Ironischerweise ist es ausgerechnet
Weichung (Richie Jen), der leitende Angestellte eines
Brillenfachgeschäfts, der die Dinge in seinem Leben unscharf sieht.
Und das, obwohl er keine Brille benötige, wie er an einer Stelle
sagt. Er hat sich eingerichtet in seinem Leben mit Ende 30, Anfang
40. Er hat einen ordentlichen Job, eine hübsche, beruflich
erfolgreiche Frau (die umwerfende Mavis Fan) und einen kleinen Sohn
Namens Awan. Man führt ein gesittetes, modern bürgerliches Leben in
Taiwan und regt sich allenfalls über die Schwester auf, die
unentschlossen durchs Leben taumelt, da sie sich in Liebesdingen nie
wirklich entscheiden kann. Immerhin will sie jetzt San San heiraten,
einen harmlosen aber liebevollen Eigenbrötler mit Trottelfrisur.
Dass Weichung immerzu melancholisch und wie in einem ruhigen Fluß
durch den Tag geht, daran hat er sich gewöhnt. Dass ihm etwas fehlen
könnte, das bemerkt er erst, als ein junger Mann (Lawrence Ko) in
seinem Geschäft auftaucht, und in den er sich direkt verkuckt. Da
erinnert er sich daran, wie er früher, vor seiner Hochzeit einmal,
Gefühle für Männer hatte – und diese scheinen wiederzukehren.
Hatte er sein Schwulsein nur unterdrückt?

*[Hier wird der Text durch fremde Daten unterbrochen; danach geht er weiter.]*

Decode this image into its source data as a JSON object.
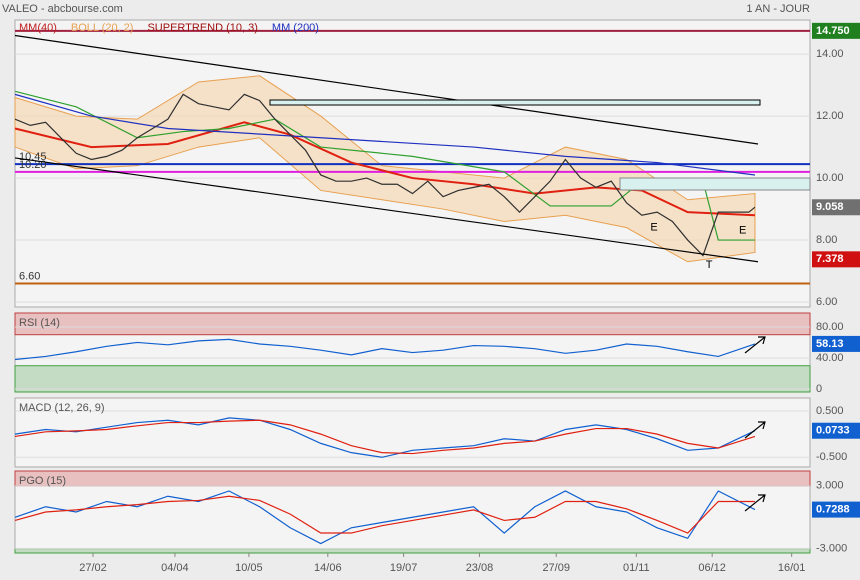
{
  "header": {
    "title": "VALEO - abcbourse.com",
    "period": "1 AN - JOUR"
  },
  "chart_data": [
    {
      "type": "line",
      "xlim": [
        0,
        260
      ],
      "xticks": [
        {
          "value": 25.5,
          "label": "27/02"
        },
        {
          "value": 52.3,
          "label": "04/04"
        },
        {
          "value": 76.5,
          "label": "10/05"
        },
        {
          "value": 102.3,
          "label": "14/06"
        },
        {
          "value": 127.1,
          "label": "19/07"
        },
        {
          "value": 151.9,
          "label": "23/08"
        },
        {
          "value": 177,
          "label": "27/09"
        },
        {
          "value": 203.2,
          "label": "01/11"
        },
        {
          "value": 228,
          "label": "06/12"
        },
        {
          "value": 254,
          "label": "16/01"
        }
      ],
      "ylim": [
        5.84,
        15.1
      ],
      "yticks": [
        {
          "value": 14,
          "label": "14.00"
        },
        {
          "value": 12,
          "label": "12.00"
        },
        {
          "value": 10,
          "label": "10.00"
        },
        {
          "value": 8,
          "label": "8.00"
        },
        {
          "value": 6,
          "label": "6.00"
        }
      ],
      "band": {
        "name": "BOLL (20, 2)",
        "color": "#e8a050",
        "x": [
          0,
          20,
          40,
          60,
          80,
          100,
          120,
          140,
          160,
          180,
          200,
          220,
          242
        ],
        "upper": [
          12.6,
          12.0,
          11.9,
          13.1,
          13.3,
          12.0,
          10.4,
          10.2,
          10.0,
          11.0,
          10.6,
          9.3,
          9.5
        ],
        "lower": [
          11.0,
          10.3,
          10.4,
          11.0,
          11.3,
          9.6,
          9.3,
          9.0,
          8.6,
          8.8,
          8.4,
          7.3,
          7.6
        ]
      },
      "series": [
        {
          "name": "MM(40)",
          "color": "#e02010",
          "x": [
            0,
            25,
            50,
            75,
            90,
            110,
            130,
            150,
            170,
            190,
            205,
            220,
            242
          ],
          "values": [
            11.6,
            11.0,
            11.1,
            11.8,
            11.4,
            10.5,
            10.0,
            9.8,
            9.5,
            9.7,
            9.6,
            8.9,
            8.8
          ]
        },
        {
          "name": "SUPERTREND (10, 3)",
          "color": "#30a030",
          "x": [
            0,
            20,
            40,
            55,
            70,
            85,
            100,
            130,
            160,
            175,
            195,
            205,
            225,
            230,
            242
          ],
          "values": [
            12.8,
            12.3,
            11.3,
            11.5,
            11.6,
            11.9,
            11.0,
            10.7,
            10.2,
            9.1,
            9.1,
            9.9,
            9.9,
            8.0,
            8.0
          ]
        },
        {
          "name": "MM (200)",
          "color": "#2030c0",
          "x": [
            0,
            25,
            50,
            100,
            150,
            180,
            210,
            242
          ],
          "values": [
            12.7,
            12.0,
            11.6,
            11.3,
            11.0,
            10.7,
            10.5,
            10.1
          ]
        },
        {
          "color": "#303030",
          "x": [
            0,
            5,
            10,
            15,
            20,
            25,
            30,
            35,
            40,
            45,
            50,
            55,
            60,
            65,
            70,
            75,
            80,
            85,
            90,
            95,
            100,
            105,
            110,
            115,
            120,
            125,
            130,
            135,
            140,
            145,
            150,
            155,
            160,
            165,
            170,
            175,
            180,
            185,
            190,
            195,
            200,
            205,
            210,
            215,
            220,
            225,
            230,
            235,
            240,
            242
          ],
          "values": [
            11.9,
            11.7,
            11.8,
            11.3,
            10.8,
            10.6,
            10.7,
            10.9,
            11.3,
            11.6,
            11.9,
            12.7,
            12.4,
            12.3,
            12.2,
            12.7,
            12.5,
            11.9,
            11.4,
            10.9,
            10.1,
            9.9,
            9.9,
            10.0,
            9.8,
            9.8,
            9.5,
            9.9,
            9.4,
            9.6,
            9.7,
            9.8,
            9.4,
            8.9,
            9.4,
            9.9,
            10.6,
            10.0,
            9.7,
            9.9,
            9.2,
            8.8,
            8.9,
            8.6,
            8.0,
            7.5,
            8.9,
            8.9,
            8.9,
            9.06
          ]
        },
        {
          "color": "#000000",
          "x": [
            0,
            243
          ],
          "values": [
            14.6,
            11.1
          ]
        },
        {
          "color": "#000000",
          "x": [
            0,
            243
          ],
          "values": [
            10.65,
            7.3
          ]
        }
      ],
      "hlines": [
        {
          "value": 14.75,
          "label": "14.750",
          "color": "#a02040",
          "side": "right"
        },
        {
          "value": 10.45,
          "label": "10.45",
          "color": "#1030c0",
          "side": "left"
        },
        {
          "value": 10.2,
          "label": "10.20",
          "color": "#e020e0",
          "side": "left"
        },
        {
          "value": 6.6,
          "label": "6.60",
          "color": "#c06010",
          "side": "left"
        }
      ],
      "last": [
        {
          "value": 9.058,
          "label": "9.058",
          "color": "#707070"
        },
        {
          "value": 7.378,
          "label": "7.378",
          "color": "#d01010"
        }
      ],
      "annotations": [
        {
          "x": 209,
          "y": 8.4,
          "text": "E"
        },
        {
          "x": 227,
          "y": 7.2,
          "text": "T"
        },
        {
          "x": 238,
          "y": 8.3,
          "text": "E"
        }
      ]
    },
    {
      "type": "line",
      "title": "RSI (14)",
      "ylim": [
        -3.9,
        98
      ],
      "yticks": [
        {
          "value": 80,
          "label": "80.00"
        },
        {
          "value": 40,
          "label": "40.00"
        },
        0
      ],
      "zones": [
        70,
        30
      ],
      "series": [
        {
          "color": "#1060d0",
          "x": [
            0,
            10,
            20,
            30,
            40,
            50,
            60,
            70,
            80,
            90,
            100,
            110,
            120,
            130,
            140,
            150,
            160,
            170,
            180,
            190,
            200,
            210,
            220,
            230,
            242
          ],
          "values": [
            38,
            42,
            48,
            55,
            60,
            57,
            62,
            64,
            58,
            55,
            50,
            44,
            52,
            47,
            50,
            56,
            55,
            52,
            46,
            50,
            58,
            55,
            48,
            42,
            58.13
          ]
        }
      ],
      "last": [
        {
          "value": 58.13,
          "label": "58.13",
          "color": "#1060d0"
        }
      ]
    },
    {
      "type": "line",
      "title": "MACD (12, 26, 9)",
      "ylim": [
        -0.71,
        0.78
      ],
      "yticks": [
        {
          "value": 0.5,
          "label": "0.500"
        },
        {
          "value": -0.5,
          "label": "-0.500"
        }
      ],
      "series": [
        {
          "color": "#1060d0",
          "x": [
            0,
            10,
            20,
            30,
            40,
            50,
            60,
            70,
            80,
            90,
            100,
            110,
            120,
            130,
            140,
            150,
            160,
            170,
            180,
            190,
            200,
            210,
            220,
            230,
            242
          ],
          "values": [
            0.0,
            0.1,
            0.05,
            0.15,
            0.25,
            0.3,
            0.2,
            0.35,
            0.3,
            0.1,
            -0.2,
            -0.4,
            -0.5,
            -0.35,
            -0.3,
            -0.25,
            -0.1,
            -0.15,
            0.1,
            0.2,
            0.1,
            -0.1,
            -0.35,
            -0.3,
            0.0733
          ]
        },
        {
          "color": "#e02010",
          "x": [
            0,
            10,
            20,
            30,
            40,
            50,
            60,
            70,
            80,
            90,
            100,
            110,
            120,
            130,
            140,
            150,
            160,
            170,
            180,
            190,
            200,
            210,
            220,
            230,
            242
          ],
          "values": [
            -0.05,
            0.05,
            0.07,
            0.1,
            0.18,
            0.25,
            0.25,
            0.28,
            0.3,
            0.2,
            0.0,
            -0.25,
            -0.4,
            -0.42,
            -0.35,
            -0.3,
            -0.2,
            -0.15,
            0.0,
            0.12,
            0.12,
            0.0,
            -0.2,
            -0.3,
            -0.05
          ]
        }
      ],
      "last": [
        {
          "value": 0.0733,
          "label": "0.0733",
          "color": "#1060d0"
        }
      ]
    },
    {
      "type": "line",
      "title": "PGO (15)",
      "ylim": [
        -3.4,
        4.4
      ],
      "yticks": [
        {
          "value": 3,
          "label": "3.000"
        },
        {
          "value": -3,
          "label": "-3.000"
        }
      ],
      "zones": [
        3,
        -3
      ],
      "series": [
        {
          "color": "#1060d0",
          "x": [
            0,
            10,
            20,
            30,
            40,
            50,
            60,
            70,
            80,
            90,
            100,
            110,
            120,
            130,
            140,
            150,
            160,
            170,
            180,
            190,
            200,
            210,
            220,
            230,
            242
          ],
          "values": [
            0,
            1,
            0.5,
            1.5,
            1,
            2,
            1.5,
            2.5,
            1,
            -1,
            -2.5,
            -1,
            -0.5,
            0,
            0.5,
            1,
            -1.5,
            1,
            2.5,
            1,
            0.5,
            -1,
            -2,
            2.5,
            0.7288
          ]
        },
        {
          "color": "#e02010",
          "x": [
            0,
            10,
            20,
            30,
            40,
            50,
            60,
            70,
            80,
            90,
            100,
            110,
            120,
            130,
            140,
            150,
            160,
            170,
            180,
            190,
            200,
            210,
            220,
            230,
            242
          ],
          "values": [
            -0.3,
            0.5,
            0.7,
            1.0,
            1.2,
            1.5,
            1.6,
            2.0,
            1.6,
            0.3,
            -1.5,
            -1.5,
            -0.8,
            -0.3,
            0.2,
            0.7,
            -0.3,
            0.0,
            1.5,
            1.5,
            0.8,
            -0.3,
            -1.5,
            1.5,
            1.5
          ]
        }
      ],
      "last": [
        {
          "value": 0.7288,
          "label": "0.7288",
          "color": "#1060d0"
        }
      ]
    }
  ]
}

Der Film, der den Oldie von den
Shirelles im Titel führt, wird dann auch einmal in einer zentralen
Stelle des Films bei einem Karaoke-Abend von der Gattin gesungen,
volltrunken und erkennend, dass ihr bisheriges Leben vorbei ist und
ein neues auf sie wartet. Und dieser Film, der wie der gestern
gesehene THE GREAT PASSAGE mit seinem stillen Humor begeistern kann –
hier beinahe noch zurückhaltender – und der zugleich ein
Feelgood-Movie ist, schwingt sich dann herrlich auf bis zum
Träumerischen, wenn die Figuren plötzlich überglücklich wie Mary
Poppins in den Himmel entschweben. Doch zugleich begeht Chen den
Fehler nie, allzu seicht zu werden. Denn stets bleibt klar, was auf
dem Spiel steht und wie groß die Angst ist, das alte Leben hinter
sich zu lassen und gemeinsam wie getrennt zugleich auf Neues
zuzuschreiten. Und so ist das Finale zwar kein eigentliches Happy
End, aber dennoch versöhnlich. Mit einem dezidiert offenen Ende.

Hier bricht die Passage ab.